Revenue forecast improved for FY20 & FY21, requiring less use of Rainy Day Fund
The latest Louisville Metro Government budget forecasts for the current fiscal year and the fiscal year starting July 1 have improved by about 2.5 percent, meaning that fewer funds will need to be accessed from the Rainy Day Fund, Chief Financial Officer Daniel Frockt announced today.
In testimony to the Metro Council Budget Committee, Frockt said the estimated general fund revenue for Fiscal Year 2019-20 is $610 million, revised up from $596 million when Mayor Fischer delivered his budget address in April. The estimated general fund revenue for Fiscal Year 2020-21 is also $610 million, revised up from $594 million in April.
The Fiscal Year 2019-20 figure is $32 million less than the $642 million forecasted in the winter, prior to the COVID-19 pandemic, which required the sudden closure of businesses and led to an unprecedented spike in unemployment in the city and across the nation. But wage earnings and profits within the city decreased less than Metro revenue officials had feared.
Frockt cautioned however, that, “The forecast continues to be extremely tenuous, as we’ve seen one fourth of the national workforce file for unemployment and one third of the Kentucky workforce.
“While the May totals were not as negative as anticipated, we still face structural budget challenges. We will continue to update monthly until we feel there is more certainty in the economy.”

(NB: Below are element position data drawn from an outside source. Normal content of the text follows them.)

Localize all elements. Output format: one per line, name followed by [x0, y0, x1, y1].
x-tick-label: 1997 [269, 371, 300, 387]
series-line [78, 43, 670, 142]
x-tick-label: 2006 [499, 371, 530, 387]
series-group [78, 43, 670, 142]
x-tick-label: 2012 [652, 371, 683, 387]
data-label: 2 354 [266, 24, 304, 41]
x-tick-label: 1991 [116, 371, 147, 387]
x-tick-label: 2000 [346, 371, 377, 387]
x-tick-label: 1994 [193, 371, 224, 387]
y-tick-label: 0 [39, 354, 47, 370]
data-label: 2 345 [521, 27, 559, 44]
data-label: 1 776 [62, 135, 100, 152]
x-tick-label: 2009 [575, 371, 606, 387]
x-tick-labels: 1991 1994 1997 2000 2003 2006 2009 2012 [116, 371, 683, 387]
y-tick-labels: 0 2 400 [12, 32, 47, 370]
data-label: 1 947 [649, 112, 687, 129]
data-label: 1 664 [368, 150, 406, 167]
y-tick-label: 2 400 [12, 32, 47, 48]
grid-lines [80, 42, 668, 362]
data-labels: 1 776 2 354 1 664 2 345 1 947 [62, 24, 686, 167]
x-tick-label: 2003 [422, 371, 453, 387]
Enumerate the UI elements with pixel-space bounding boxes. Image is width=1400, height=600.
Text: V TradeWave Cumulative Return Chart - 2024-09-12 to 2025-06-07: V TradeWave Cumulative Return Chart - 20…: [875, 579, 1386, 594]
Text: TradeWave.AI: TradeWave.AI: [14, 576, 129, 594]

While drastic cuts to vital services are not required immediately, Frockt said that without intervention by Congress, the structural budget challenges will lead to difficult decisions about in the current fiscal year. Mayor Fischer has joined mayors from across the country in calling on Congress to provide flexible financial support for local government budgets hobbled by the sudden drop in tax revenue because of the pandemic.
Louisville Metro Government will access $7.6 million of non-recurring funding and shift $5.8 million of Municipal Aid funding (road funds) from the capital budget into the operating budget to makeup a combined $13.4 million shortfall, Frockt said. He added that the pandemic-forced shift in the tax collection calendar this year will create an additional $11.5 million structural shortfall in Fiscal Year 2021-22. And this comes as the city faces additional and costly public health and community services needs because of the pandemic.
“While we expect to manage this sudden drop in revenue in the coming months, we will not be able to avoid cuts to vital services in the long-term, without additional revenue,” Frockt said.
In June 2019, the Mayor and Metro Council budgeted $623 million for the Fiscal Year 2019-20 general fund.